Spring Statement 2019: What Business Owners Need To Know

In 2019, the Chancellor is estimating that the UK economy will still grow. Although not as quickly as it was predicted in the 2018 Budget, when the Treasury assumed growth would be at 1.6%. That estimate has been reduced to 1.2% for 2019, with a slight upturn to 1.4% next year, and 1.6% for the following years.

But it isn’t all bad news. Hammond says the economy has defied expectations, continuing to grow despite the continued uncertainty around Brexit.

Debt and borrowing is reducing

One sign that the economy is doing better than anticipated is that borrowing is going to be £3 billion lower than was originally forecast in the 2018 Budget, for fiscal year 2018–19. In 2019–20, the borrowing forecast is further reduced to £29.3bn and could reduce as low as £13.5bn in 2023–24.

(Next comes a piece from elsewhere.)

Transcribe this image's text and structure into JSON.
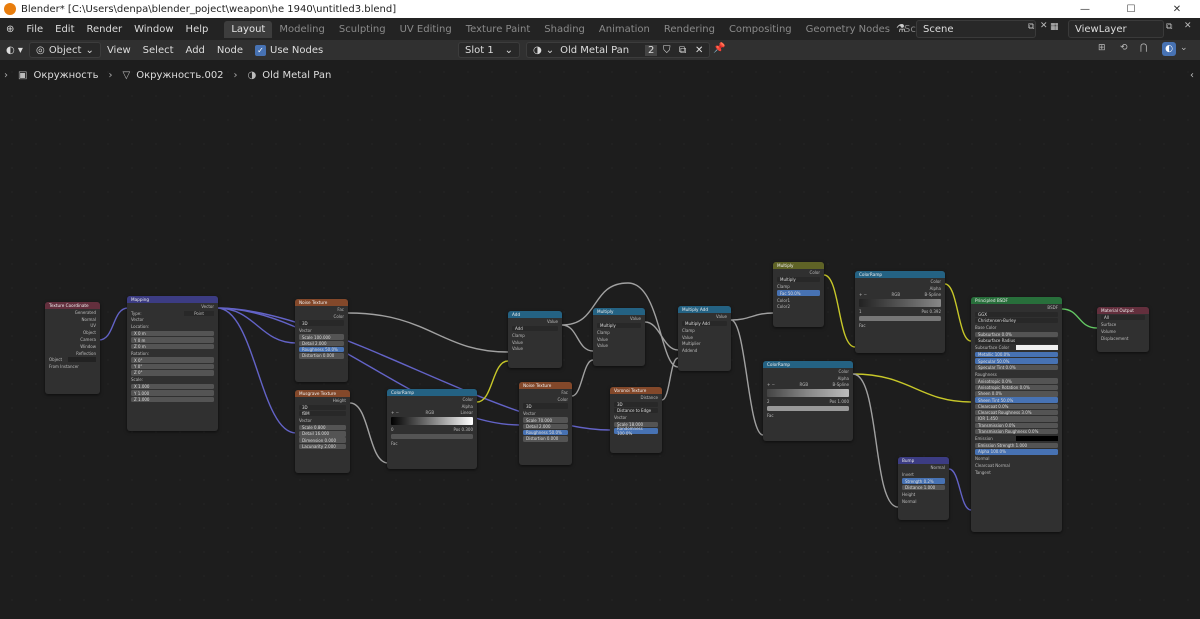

As a share of GDP, public sector borrowing is therefore down to 82.2%, and is set to reduce further over the next few years.

Partly thanks to lower levels of borrowing and partly as a result of higher tax receipts, the Treasury has more maneuverability in the public finances, ready in the event of a no-deal Brexit. With £26.6bn available, up from £15.4bn, it gives the government more breathing room should a worse case scenario hit the country.

What’s in the Statement for small business owners?

Small and medium business owners are the backbone of the economy. We are responsible for a huge amount of employment and one way or another, contribute an enormous amount of the tax receipts governments use to balance the public accounts.

In Budget 2018, there were a number of announcement that are having a direct positive impact on small business owners, such as tax threshold increases, extensions to SEIS and EIS, and more support for the high street and construction industry.

However, in the 2019 Spring Statement, there wasn’t much in the pipeline for small business owners. The good news is that nothing outlined in the previous budget was changed.

Everything is still moving in the same direction, pending a comprehensive spending review this summer, when the Chancellor says that the government will “slay once and for all the twin demons of low productivity and low wages and build an economy that works for everyone.”

More money was announced for the housing sector, with more support for small and medium-sized home builders. And there was more funding announced for the tech sector, nuclear research and support for supercomputer at Edinburgh University.

Following a review Jason Furman, former U.S. President Barack Obama’s chief economic adviser, the government is going to make big tech companies “pay their fair share”, and protect consumers from online harm. Although further details are yet to be announced.

It was a financial statement of big ideas and bold statements.

When it came to the details, there are the following consultations currently going on:

  • Ways to prevent the abuse of R&D tax relief;
  • Creating a permanent structures and building allowance for non-residential structures and buildings;
  • A potential reduction in the amount of carried-forward capital losses a company can offset (potentially going to be capped at 50% from 1 April 2020);
  • A Digital Services Tax will take effect 1 April 2020, and a consultation into this is also taking place.

What about Brexit?

The Chancellor was, perhaps understandably, light on details as a result of the ongoing uncertainty surrounding Brexit. In this Spring Statement he has warned that a no-deal Brexit would bring about a “short to medium-term reduction in the productive capacity of the economy.” Uncertainty is already crippling the automotive industry and is making continued overseas investment in that sector more unlikely.

Countless leading business organisations have warned the government, time and again, about the potentially damaging impact of a no-deal Brexit. It seems this week, they finally listened. In parliament at least, no-deal has been taken off the table. Now we await a European response at a summit, as to whether an extension to Article 50 will be granted, unless embattled Prime Minister Theresa May can force through her deal one last time.

Businesses everywhere, of every size, are tired of Brexit. It has created too much uncertainty. All we can do is control that which is within our ability: growing our businesses, reducing costs where we can, strengthening our balance sheets, and making smart investment decisions.